O ditador venezuelano, Nicolás Maduro, está enfrentando o coronavírus como enfrenta qualquer ameaça interna a seu domínio: usando seu aparato de segurança repressor.

Funcionários do governo venezuelano denunciam como “bioterroristas” as pessoas que podem ter tido contato com o vírus e pedem aos vizinhos que as delatem às autoridades. O regime detém e intimida médicos e especialistas que questionam as políticas usadas por Maduro contra a doença.

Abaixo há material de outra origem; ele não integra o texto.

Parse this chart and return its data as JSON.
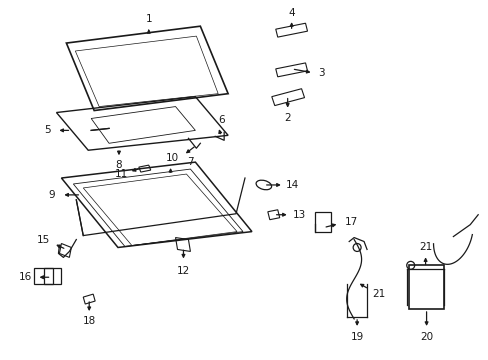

Policiais prendem pessoas suspeitas de violar a quarentena em Caracas
Policiais prendem pessoas suspeitas de violar a quarentena em Caracas - Adriana Loureiro Fernandez - 31.jul.20/The New York Times

E também encurrala milhares de venezuelanos que voltam a seu país depois de perder seus empregos no exterior, mantendo-os em centros de contenção improvisados, por medo de que possam estar infectados.

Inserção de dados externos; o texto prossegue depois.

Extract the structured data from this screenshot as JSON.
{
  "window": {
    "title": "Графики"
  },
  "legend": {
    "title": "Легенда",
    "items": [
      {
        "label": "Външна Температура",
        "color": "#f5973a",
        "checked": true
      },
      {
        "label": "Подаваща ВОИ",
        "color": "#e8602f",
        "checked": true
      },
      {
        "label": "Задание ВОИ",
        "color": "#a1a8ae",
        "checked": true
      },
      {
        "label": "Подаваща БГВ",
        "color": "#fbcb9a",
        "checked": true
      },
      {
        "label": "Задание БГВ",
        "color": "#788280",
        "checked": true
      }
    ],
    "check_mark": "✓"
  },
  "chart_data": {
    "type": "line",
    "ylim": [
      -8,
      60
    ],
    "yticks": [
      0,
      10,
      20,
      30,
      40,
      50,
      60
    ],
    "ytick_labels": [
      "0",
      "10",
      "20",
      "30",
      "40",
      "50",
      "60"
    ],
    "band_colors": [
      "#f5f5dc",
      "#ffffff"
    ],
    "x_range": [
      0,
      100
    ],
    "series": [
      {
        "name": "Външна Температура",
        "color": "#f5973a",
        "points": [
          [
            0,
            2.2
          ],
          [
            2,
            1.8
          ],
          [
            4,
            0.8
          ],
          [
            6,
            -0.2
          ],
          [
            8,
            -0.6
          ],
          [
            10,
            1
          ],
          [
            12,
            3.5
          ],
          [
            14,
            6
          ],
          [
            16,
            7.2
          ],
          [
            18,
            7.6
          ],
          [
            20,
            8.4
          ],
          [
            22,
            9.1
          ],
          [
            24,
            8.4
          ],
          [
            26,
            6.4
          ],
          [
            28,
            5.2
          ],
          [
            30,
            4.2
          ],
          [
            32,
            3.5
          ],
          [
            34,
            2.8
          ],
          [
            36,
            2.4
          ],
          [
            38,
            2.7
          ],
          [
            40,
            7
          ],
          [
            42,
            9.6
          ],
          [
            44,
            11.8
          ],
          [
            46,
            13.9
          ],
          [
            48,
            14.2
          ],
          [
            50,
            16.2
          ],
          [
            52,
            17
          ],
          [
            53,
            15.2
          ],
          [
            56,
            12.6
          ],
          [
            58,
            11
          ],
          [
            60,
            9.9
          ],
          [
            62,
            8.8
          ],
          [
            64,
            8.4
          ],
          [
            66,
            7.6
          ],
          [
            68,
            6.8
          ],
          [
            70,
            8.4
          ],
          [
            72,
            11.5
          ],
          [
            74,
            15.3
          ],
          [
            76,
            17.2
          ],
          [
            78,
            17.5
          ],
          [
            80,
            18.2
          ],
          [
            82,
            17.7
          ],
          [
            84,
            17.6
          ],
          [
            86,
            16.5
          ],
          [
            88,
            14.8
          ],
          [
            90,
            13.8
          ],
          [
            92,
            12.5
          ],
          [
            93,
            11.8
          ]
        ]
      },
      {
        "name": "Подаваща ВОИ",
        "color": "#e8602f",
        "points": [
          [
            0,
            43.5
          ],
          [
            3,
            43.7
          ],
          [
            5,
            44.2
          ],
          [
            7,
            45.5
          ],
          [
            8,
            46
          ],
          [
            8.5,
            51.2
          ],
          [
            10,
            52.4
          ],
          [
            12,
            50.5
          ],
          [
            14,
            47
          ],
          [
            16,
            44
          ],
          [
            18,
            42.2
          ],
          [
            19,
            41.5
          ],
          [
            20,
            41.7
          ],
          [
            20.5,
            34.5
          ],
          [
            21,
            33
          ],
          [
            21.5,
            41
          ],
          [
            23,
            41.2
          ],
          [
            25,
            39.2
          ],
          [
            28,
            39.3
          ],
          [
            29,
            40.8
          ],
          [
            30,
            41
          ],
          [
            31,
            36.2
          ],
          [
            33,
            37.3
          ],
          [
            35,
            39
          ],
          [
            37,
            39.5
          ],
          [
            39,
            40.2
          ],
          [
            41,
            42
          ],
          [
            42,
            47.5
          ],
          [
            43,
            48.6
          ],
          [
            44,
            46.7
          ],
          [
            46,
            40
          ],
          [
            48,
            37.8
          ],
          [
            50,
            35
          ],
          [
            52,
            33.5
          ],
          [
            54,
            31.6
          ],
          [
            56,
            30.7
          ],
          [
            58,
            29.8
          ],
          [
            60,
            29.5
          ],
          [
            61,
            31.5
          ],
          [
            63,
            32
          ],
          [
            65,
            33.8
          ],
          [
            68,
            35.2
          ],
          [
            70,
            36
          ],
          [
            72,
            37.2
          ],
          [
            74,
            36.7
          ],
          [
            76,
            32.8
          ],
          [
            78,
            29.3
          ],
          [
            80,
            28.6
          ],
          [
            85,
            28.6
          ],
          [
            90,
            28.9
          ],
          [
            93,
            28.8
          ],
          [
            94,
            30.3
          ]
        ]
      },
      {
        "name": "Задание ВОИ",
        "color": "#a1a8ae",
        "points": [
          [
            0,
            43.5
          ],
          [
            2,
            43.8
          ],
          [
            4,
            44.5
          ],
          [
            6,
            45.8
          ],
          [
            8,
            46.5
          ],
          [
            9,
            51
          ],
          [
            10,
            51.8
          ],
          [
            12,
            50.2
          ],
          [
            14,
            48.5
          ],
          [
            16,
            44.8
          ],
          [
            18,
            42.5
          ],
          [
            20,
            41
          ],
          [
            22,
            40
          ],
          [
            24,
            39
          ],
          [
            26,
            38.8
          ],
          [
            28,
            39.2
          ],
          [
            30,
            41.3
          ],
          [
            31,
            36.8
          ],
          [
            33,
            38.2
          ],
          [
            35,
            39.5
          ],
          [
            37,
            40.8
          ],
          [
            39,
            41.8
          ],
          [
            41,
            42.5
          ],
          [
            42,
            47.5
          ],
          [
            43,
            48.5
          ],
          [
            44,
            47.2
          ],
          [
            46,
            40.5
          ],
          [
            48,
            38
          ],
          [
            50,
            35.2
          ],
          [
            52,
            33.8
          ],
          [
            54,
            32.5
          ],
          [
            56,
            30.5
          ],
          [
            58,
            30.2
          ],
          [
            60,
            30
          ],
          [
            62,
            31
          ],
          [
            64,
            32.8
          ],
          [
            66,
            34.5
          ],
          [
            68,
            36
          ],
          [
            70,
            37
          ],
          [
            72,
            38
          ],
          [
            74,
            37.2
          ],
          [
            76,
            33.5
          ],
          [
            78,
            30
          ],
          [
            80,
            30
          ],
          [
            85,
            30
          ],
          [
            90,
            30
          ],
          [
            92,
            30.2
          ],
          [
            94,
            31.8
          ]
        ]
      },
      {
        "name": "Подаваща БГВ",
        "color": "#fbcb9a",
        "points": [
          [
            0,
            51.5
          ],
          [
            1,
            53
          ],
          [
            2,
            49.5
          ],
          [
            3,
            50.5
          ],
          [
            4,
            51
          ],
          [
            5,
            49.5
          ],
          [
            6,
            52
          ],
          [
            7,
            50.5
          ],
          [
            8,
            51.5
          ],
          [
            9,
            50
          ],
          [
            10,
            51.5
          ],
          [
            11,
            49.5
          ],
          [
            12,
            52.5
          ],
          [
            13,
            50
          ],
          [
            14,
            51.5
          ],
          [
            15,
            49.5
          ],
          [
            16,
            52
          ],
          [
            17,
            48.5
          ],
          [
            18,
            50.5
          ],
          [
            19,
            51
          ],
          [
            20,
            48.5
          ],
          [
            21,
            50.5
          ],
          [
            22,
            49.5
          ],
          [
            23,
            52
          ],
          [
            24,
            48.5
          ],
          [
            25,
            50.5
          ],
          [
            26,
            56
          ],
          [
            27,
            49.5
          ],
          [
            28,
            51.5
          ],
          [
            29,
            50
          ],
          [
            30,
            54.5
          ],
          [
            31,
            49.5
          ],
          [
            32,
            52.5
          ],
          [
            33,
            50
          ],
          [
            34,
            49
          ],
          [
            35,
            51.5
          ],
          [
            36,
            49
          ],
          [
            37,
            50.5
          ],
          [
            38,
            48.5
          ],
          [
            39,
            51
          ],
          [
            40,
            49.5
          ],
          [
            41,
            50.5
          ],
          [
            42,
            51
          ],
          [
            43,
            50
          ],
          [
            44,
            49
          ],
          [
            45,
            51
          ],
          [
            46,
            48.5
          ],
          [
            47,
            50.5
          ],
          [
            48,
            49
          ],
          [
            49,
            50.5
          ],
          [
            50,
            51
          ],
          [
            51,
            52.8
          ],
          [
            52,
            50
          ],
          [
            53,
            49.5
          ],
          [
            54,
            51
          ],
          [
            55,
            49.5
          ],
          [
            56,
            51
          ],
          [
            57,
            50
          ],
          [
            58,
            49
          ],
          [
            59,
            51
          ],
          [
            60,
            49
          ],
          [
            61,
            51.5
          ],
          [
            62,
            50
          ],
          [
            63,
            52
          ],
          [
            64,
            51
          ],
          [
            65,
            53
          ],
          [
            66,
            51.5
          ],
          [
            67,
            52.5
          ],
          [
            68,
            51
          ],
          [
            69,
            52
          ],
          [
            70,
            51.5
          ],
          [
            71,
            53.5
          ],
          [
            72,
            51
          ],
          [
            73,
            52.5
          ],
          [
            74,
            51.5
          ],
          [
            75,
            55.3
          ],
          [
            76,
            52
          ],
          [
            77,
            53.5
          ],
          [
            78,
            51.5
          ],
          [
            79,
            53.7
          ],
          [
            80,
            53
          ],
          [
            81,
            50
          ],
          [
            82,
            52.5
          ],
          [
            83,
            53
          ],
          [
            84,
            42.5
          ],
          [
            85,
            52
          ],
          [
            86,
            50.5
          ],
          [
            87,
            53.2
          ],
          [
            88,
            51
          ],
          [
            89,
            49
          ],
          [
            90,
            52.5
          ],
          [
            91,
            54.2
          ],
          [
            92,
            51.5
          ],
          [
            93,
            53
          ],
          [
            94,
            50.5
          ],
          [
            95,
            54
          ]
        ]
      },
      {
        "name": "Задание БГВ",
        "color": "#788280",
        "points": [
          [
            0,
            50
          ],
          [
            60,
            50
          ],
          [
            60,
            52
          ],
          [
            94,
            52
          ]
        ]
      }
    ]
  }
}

Em hotéis, escolas desativadas e estações rodoviárias fechadas, os venezuelanos que voltam ao país são forçados a ocupar salas apinhadas, com água, alimentos e máscaras limitados, e mantidos sob guarda militar durante semanas ou meses para ser submetidos a testes ou tratamentos de coronavírus com medicamentos sem eficácia comprovada. É o que revelam entrevistas com pessoas detidas, vídeos que elas fizeram com seus celulares e documentos do governo.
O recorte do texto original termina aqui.